According to Pierrepapier.fr, the monthly income is based on a global performance of 5.6%. The capital investment also grows by around 1.2% each year.
“This is the ultimate alternative to assurance vie for income generation as assurance vie has constraints such as high market volatility, global uncertainty and the fonds euros, which gives returns barely above 1%,” said Daniel. “Most SCPIs have been running for decades and 2019 was an exceptional year with a thriving €8.5 billion net inflow.”
One of DTB Wealth’s recent clients, Carol Jansen (name changed to protect identity), arrived in France at the start of the year.
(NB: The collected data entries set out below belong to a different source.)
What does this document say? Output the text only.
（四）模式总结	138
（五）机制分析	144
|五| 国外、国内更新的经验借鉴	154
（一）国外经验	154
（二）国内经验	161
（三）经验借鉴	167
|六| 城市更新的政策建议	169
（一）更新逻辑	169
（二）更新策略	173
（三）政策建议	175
She was divorced, did not have a job, and had just sold both her Dutch and UK homes leaving her with around €1 million.
With that money she needed to buy a French home for €250,000, save €100,000 for house maintenance, generate an income of €15,000 per year, keep some savings, and look after her 25-year-old son.
She didn’t want to pay any tax either, so DTB Wealth Management advised her to combine two SCPIs.
“We invested €100,000 in the booming healthcare sector, for 5.05% monthly, bringing in €420 net each month, and €200,000 in offices, which brings a monthly income of €1,150,” said Daniel. “The solution attracts no tax and provides a monthly income of €1,570.”
British pensioners with an S1 form (where the UK pays for their French healthcare, a system that is not threatened by Brexit) do not incur the 17.2% social charge on French-based SCPIs.
Daniel added: “SCPIs are ideal for expats who need a regular additional income or want to make the best out a lump sum.”